Dr. Chang encouraged clinicians who do not have data science background to do so in a step by step manner and to reiterate aspects of data science that they are unfamiliar with to move better. “See this as a on the job training,” he says. Dr. Chang added he is biased towards structured curriculum, particularly engaging in projects and building a network of mentors and peers. As such, he believes in the values of going back to school to learn about AI. He also swiftly updated everyone the book that he had just published and the activities that the newly established American Board of AI Medicine is going to conduct on regular basis.
Consultant radiologist Dr. Shaista Meraj and AIMed Director of Content Alexis May headed a separate session on “understanding the adoption of AI in healthcare organization”. Some of the questions raised by guests included the return of investment (ROI) for AI deployment, infrastructure to support the use of AI, the quality of research around AI, whether radiologists will be replaced by technology and so on. With that, Dr. Meraj emphasized on the importance to involve all stakeholders in the AI adoption discussion and let everyone realize the benefits AI will bring.

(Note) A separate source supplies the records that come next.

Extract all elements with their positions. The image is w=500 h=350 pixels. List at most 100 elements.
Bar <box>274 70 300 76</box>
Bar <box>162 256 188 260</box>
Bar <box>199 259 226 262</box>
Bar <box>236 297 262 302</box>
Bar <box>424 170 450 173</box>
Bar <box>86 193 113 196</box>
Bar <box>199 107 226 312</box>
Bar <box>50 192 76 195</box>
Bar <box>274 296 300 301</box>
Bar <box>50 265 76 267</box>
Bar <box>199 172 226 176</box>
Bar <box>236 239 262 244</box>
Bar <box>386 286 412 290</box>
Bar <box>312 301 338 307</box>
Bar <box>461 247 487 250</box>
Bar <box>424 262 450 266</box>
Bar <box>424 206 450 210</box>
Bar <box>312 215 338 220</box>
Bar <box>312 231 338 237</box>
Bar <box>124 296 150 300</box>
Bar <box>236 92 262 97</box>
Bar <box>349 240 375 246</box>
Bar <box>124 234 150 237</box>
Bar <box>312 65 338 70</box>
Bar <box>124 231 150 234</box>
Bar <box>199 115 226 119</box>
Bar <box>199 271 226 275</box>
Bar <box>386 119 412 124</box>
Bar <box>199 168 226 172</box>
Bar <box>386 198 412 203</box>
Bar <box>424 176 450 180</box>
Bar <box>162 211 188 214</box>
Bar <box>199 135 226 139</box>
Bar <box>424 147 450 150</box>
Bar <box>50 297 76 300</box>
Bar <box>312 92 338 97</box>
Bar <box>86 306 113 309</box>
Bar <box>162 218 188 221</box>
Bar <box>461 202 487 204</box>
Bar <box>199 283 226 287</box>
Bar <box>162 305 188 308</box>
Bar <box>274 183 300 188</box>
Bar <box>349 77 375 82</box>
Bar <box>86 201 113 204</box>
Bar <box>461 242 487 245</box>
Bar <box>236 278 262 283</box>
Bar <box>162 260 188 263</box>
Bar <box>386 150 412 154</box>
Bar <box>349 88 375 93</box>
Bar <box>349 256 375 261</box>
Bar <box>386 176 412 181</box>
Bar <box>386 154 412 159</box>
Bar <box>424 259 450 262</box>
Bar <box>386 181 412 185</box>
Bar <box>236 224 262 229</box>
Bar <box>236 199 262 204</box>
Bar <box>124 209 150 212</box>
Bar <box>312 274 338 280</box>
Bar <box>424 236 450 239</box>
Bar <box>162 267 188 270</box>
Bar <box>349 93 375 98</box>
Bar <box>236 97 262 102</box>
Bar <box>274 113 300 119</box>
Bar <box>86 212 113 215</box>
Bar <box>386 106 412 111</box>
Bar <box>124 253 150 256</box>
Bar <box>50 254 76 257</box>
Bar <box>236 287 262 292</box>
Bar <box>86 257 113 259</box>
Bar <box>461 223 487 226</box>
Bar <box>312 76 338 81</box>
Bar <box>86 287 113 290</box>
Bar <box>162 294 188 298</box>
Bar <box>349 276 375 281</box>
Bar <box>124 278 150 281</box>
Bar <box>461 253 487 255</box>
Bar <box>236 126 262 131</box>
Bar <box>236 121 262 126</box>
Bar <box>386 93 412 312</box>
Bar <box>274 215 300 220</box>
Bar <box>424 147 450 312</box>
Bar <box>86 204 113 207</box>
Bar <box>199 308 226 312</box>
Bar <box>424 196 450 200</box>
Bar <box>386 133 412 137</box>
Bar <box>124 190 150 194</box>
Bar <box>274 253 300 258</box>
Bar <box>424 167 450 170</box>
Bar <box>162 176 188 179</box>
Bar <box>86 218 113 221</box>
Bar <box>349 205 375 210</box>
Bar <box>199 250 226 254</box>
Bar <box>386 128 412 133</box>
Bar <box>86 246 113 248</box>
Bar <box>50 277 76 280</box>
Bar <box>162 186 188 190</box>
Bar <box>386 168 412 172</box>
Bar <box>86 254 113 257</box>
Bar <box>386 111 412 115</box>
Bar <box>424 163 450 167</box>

Dr. Meraj also mentioned it is clinicians’ job to engage patients and understand their level of acceptance. Quality AI research will build and reinforce trust in AI in the long run. May added the need for more public education as there has been some anxiety around young doctors who are not willing to specialize in radiology as they are afraid the field will eventually be replaced by technology. “AI is not something to be scared of but to embrace… why can’t we look at AI as a colleague,” Dr. Meraj replied. Dr. Chang said he is confident that in 10 years’ time, there will be more radiologists because of what AI is doing to the field rather than the opposite.
Last but not least, Dr. John Frownfelter, Chief Medical Informatics Officer at Jvion led a session on “Mitigating the impact of delayed care and guiding appropriate utilization in the COVID aftermath” in which he talked about how the pandemic has stopped patients, especially those with chronic diseases to seek help. The role of telemedicine in mitigating it and the possibility of using analytics to assist physicians in prioritizing the sickest patients shall receive care first.